Annoncée à grands renforts de communication (1), cette série devait être l’occasion pour Bryn Terfel
d’interpréter pour la première fois le Wanderer,
rôle qu’il avait laissé précédemment
à John Tomlinson, en se limitant aux deux premiers
épisodes du cycle. Finalement, le chanteur a renoncé
quelques semaines avant la première (2).
A 61 ans passés, le vétéran John Tomlinson
assure l’intérim. L’usure des moyens est
évidente et le style un peu relâché avec des
phrases parfois aboyées et des passages parlando. Mais
globalement les notes sont là, le timbre n’est pas trop
abimé et le vibrato
maîtrisé. Surtout, Tomlinson connaît sont Wotan sur
le bout des doigts : il sait camper un personnage
intéressant, désabusé mais un peu gouailleur,
pêchant sans doute en terme de subtilité. Reproche que
nous avions déjà adressé au Wotan de Terfel,
celui-ci ayant tout de même l’excuse de débuter dans
le rôle.
John Treleaven est
une autre bonne surprise. Certes, on est loin du heldentenor
idéal, mais le chant ne manque pas d’aplomb, la tessiture
est homogène, l’aigu facile. L’acteur est
idéal, au physique respectable, bien loin des
ténors-barriques un peu gauches auxquels nous avons souvent
droit. On regrettera seulement un petit manque de puissance et un
timbre peu caractérisé. Surtout, il forme avec Tomlinson
un excellent couple de chanteurs - acteurs.
Lisa Gasteen est
une Brunnhilde enflammée, virevoltante et agile malgré
des formes généreuses, d’une séduction
souriante. Le timbre est chaud, la voix est ronde, mais l’aigu
est à la peine et le contre-ut final franchement hors
d’atteinte (aux alentours du si bémol). La voix manque un
petit peu de puissance et surtout, les attaques ne sont pas toujours
assez incisives : cette Brünnhilde est trop humaine et il lui
manque une dimension de sauvagerie hautaine (3).
Gerhard Siegel est
un Mime un peu décevant : acteur correct mais sans plus, il lui
manque le côté
« déjanté » des Mime
d’exception. Vocalement, rien d’indigne, mais on est plus
prêt du sprechgesang que du belcanto et le timbre n’est pas très remarquable.

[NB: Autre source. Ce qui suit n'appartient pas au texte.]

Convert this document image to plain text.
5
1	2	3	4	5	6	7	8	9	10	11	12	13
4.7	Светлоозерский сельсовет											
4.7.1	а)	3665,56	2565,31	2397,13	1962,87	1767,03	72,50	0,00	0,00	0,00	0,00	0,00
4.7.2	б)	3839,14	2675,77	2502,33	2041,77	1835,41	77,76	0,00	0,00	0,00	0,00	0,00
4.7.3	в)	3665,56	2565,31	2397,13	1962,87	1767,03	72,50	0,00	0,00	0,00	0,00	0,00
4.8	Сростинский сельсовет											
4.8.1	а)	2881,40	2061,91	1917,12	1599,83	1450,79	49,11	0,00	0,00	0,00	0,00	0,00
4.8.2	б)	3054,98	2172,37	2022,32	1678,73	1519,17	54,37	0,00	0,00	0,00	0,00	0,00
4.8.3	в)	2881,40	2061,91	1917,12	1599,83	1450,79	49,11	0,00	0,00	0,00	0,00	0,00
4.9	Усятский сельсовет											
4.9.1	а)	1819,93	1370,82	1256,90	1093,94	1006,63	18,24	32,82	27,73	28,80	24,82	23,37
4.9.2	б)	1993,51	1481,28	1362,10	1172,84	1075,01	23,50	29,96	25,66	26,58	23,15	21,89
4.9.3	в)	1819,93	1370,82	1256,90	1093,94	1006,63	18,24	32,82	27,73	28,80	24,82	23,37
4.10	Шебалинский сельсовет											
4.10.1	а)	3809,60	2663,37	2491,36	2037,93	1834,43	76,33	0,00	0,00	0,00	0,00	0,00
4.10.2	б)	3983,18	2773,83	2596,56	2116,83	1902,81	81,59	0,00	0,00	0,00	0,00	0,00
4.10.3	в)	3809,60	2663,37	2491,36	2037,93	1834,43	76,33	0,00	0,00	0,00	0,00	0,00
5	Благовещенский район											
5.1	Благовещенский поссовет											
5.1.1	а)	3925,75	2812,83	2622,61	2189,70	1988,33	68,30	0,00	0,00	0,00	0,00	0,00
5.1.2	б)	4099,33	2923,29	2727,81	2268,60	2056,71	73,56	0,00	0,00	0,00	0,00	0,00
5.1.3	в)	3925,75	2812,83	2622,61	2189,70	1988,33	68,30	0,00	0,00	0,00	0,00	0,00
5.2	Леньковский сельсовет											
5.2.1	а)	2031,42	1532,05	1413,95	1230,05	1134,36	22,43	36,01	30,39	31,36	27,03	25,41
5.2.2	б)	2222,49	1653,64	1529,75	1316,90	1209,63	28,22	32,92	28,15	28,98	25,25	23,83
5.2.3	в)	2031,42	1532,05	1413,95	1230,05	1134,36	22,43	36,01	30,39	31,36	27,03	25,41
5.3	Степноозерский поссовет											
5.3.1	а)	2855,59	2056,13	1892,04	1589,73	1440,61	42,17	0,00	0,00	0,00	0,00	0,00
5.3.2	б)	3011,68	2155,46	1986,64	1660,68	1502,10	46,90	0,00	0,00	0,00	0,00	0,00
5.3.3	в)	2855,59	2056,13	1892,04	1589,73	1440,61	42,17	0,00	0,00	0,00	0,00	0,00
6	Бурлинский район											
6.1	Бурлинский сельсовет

L’Alberich de Peter Sidhom
est plus satisfaisant : le personnage est plus original et la voix
plus intéressante en termes de puissance et de couleurs,
malgré des problèmes de justesse.
L’intérêt du spectacle réside surtout dans
une mise en scène extrêmement inventive, très
fouillée, aux multiples détails
généralement justifiés. Impossible de tout
rapporter (et même de se souvenir de tout !), mais quelques
exemples suffiront.
Pendant le prologue orchestral, on voit Mime élever Siegfried de
la poussette à l’âge adulte : chaque fois que
Mime lui forge une nouvelle épée, l’enfant la brise
sans effort. A chaque essai raté, Mime couche de nouvelles
formules mathématiques sur le rideau de scène
(« E=MP3 » à l’adolescence de
Siegfried).
Lorsque Fafner apparaît à Siegfried, c’est
d’abord sous la forme du chanteur assis sur un trône et
simplement coiffé du tarnhelm (le heaume magique étant
symbolisé par un cube recouvert façon « boule
disco »). Le chanteur disparaît dans l’ombre
quand surgit le dragon ; le dragon mort, Fafner réapparait
sous forme humaine : lorsque Siegfried lui enlève le
heaume, il n’a plus de tête. Siegfried repose le heaume par
terre ; quand il le soulève, la tête plus de Fafner
posée sur le sol pousse encore quelques râles.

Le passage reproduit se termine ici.